De plus, les puces FPGA peuvent être reliées entre elles à l'aide d'un réseau série hautes performances, qui a une très faible latence ou délai, ce qui signifie que les informations de n'importe quel nœud sont accessibles en quelques nanosecondes. Donc, si nous connectons toutes nos machines à l'aide de ce réseau, cela signifie que n'importe quel nœud peut accéder aux données de n'importe quel autre nœud avec très peu de dégradation des performances, [et] il semblera que les données distantes se trouvaient ici localement, dit Jun.



L'utilisation de plusieurs nœuds permet à l'équipe d'obtenir la même bande passante et les mêmes performances de leur réseau de stockage que des machines bien plus chères, ajoute-t-il.

L'équipe a déjà construit un réseau prototype à quatre nœuds. Cependant, celui-ci a été construit à l'aide de pièces vieilles de 5 ans et est donc assez lent.

Ils construisent donc maintenant un réseau prototype à 16 nœuds beaucoup plus rapide, dans lequel chaque nœud fonctionnera à 3 gigaoctets par seconde. Le réseau aura une capacité de 16 à 32 téraoctets.

À l'aide du nouveau matériel, Liu construit également un système de base de données conçu pour être utilisé dans l'analyse des mégadonnées. Le système utilisera les puces FPGA pour effectuer des calculs sur les données telles qu'elles sont accessibles par l'ordinateur hôte, afin d'accélérer le processus d'analyse des informations, a déclaré Liu.

Si nous sommes assez rapides, si nous ajoutons le bon nombre de nœuds pour nous donner suffisamment de bande passante, nous pouvons analyser des données scientifiques volumineuses à environ 30 images par seconde, ce qui nous permet de répondre aux requêtes des utilisateurs avec des latences très faibles, ce qui rend le système semblent en temps réel, dit-il. Cela nous donnerait une base de données interactive.

À titre d'exemple du type d'informations sur lesquelles le système pourrait être utilisé, l'équipe a travaillé avec les données d'une simulation de l'univers générées par des chercheurs de l'Université de Washington. La simulation contient des données sur toutes les particules de l'univers, à différents moments.

Les scientifiques doivent interroger cet ensemble de données plutôt énorme pour savoir quelles particules interagissent avec quelles autres particules, mais l'exécution de ce type de requêtes prend du temps, explique Jun. Nous espérons fournir une interface en temps réel que les scientifiques pourront utiliser pour examiner plus facilement les informations.

Kees Vissers du fabricant de puces programmables Xilinx, basé à San Jose, en Californie, affirme que le stockage flash commence à être considéré comme un remplacement à la fois pour la DRAM et les disques durs.
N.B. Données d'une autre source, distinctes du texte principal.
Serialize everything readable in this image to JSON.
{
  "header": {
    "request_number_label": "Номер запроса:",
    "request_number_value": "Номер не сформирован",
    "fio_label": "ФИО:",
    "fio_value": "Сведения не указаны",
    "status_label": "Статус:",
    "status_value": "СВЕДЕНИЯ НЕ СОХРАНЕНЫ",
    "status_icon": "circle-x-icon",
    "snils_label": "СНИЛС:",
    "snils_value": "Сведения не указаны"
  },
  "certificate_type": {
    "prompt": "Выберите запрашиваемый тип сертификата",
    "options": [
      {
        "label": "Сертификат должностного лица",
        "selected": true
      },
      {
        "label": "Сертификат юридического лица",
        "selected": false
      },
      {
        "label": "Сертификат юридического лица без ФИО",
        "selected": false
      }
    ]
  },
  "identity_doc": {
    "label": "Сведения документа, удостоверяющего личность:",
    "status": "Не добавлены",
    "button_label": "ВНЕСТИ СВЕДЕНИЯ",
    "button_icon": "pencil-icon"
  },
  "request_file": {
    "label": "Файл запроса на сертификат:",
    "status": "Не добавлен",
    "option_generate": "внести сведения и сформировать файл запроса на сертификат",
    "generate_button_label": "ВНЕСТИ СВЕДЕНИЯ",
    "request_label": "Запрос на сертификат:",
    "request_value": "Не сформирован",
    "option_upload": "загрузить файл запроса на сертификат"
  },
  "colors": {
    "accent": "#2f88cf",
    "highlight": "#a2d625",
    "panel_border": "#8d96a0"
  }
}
Historiquement, l'architecture informatique devait avoir une hiérarchie de mémoire particulière - cache sur les processeurs, DRAM hors puce, puis disques durs - mais toute cette ligne est maintenant brouillée par les nouveaux mécanismes de la technologie flash.

Le travail au MIT est particulièrement intéressant car l'équipe a optimisé l'ensemble du système pour qu'il fonctionne avec le flash, y compris le développement de nouvelles interfaces matérielles, dit Visser. Cela signifie que vous obtenez un avantage au niveau du système, dit-il.